Erano piú che due sorelle. La Pisana la amava tanto che io ne ingelosiva; se l'Aquilina la chiamava, certo ch'ella si stoglieva da me e correva da lei, capace anco di farmi il muso s'io osava trattenerla. Cosa fosse questa nuova stranezza, io non capiva allora; ma forse ci vidi entro in seguito, per quanto si può veder chiaro in un temperamento cosí misterioso e confuso come quello della Pisana.

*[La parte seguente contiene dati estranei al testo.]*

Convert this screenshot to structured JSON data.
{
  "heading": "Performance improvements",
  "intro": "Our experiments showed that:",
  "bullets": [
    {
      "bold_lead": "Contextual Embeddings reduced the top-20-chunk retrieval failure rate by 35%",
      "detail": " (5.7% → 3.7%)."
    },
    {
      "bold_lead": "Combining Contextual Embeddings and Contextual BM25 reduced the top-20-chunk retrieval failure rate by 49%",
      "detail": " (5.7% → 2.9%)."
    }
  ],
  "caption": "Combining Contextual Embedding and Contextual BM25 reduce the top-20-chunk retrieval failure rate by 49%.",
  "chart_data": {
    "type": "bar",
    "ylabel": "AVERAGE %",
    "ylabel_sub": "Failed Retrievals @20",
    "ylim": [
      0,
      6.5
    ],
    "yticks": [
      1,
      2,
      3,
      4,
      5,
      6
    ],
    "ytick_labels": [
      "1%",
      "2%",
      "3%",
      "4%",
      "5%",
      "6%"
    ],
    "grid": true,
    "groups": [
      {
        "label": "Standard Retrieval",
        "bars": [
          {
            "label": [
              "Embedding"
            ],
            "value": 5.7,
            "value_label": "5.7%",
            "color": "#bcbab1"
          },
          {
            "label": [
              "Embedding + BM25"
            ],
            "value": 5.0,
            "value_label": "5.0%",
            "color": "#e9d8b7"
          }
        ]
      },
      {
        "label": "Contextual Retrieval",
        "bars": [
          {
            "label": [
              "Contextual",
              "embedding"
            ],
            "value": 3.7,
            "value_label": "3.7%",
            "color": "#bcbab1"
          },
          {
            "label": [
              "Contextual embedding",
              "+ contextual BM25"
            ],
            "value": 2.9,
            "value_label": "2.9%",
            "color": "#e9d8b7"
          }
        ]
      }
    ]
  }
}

Dopo alcuni mesi di questa vita semplice laboriosa tranquilla, gli affari della famiglia di Fratta mi richiamarono a Venezia. Si trattava di ottenere dal conte Rinaldo la facoltà di alienare alcune valli infruttifere affatto verso Caorle e le quali erano richieste da un ricco signore di quelle parti che tentava una vasta bonificazione. Ma il Conte, tanto trascurato ed andante per solito, si mostrava molto restio a quella vendita e non voleva accondiscendere per quanto evidenti fossero i vantaggi che gliene doveano derivare. Egli era di quegli animi indolenti e fantastici che svampavano in sogni in progetti ogni loro attività; e appoggiano le loro speranze ai castelli in aria per esimersi appunto di fabbricare in terra qualche cosa di sodo. Nella futura coltivazione di quelle fondure paludose egli sognava il ristoro della sua famiglia e non voleva per oro al mondo frodare la propria immaginazione di quel larghissimo campo d'esercizio. Arrivato a Venezia trovai le cose mutate d'assai.
Le straordinarie giubilazioni per l'aggregazione al Regno Italico aveano dato luogo mano a mano ad un criterio piú riposato del bene che ne proveniva al paese.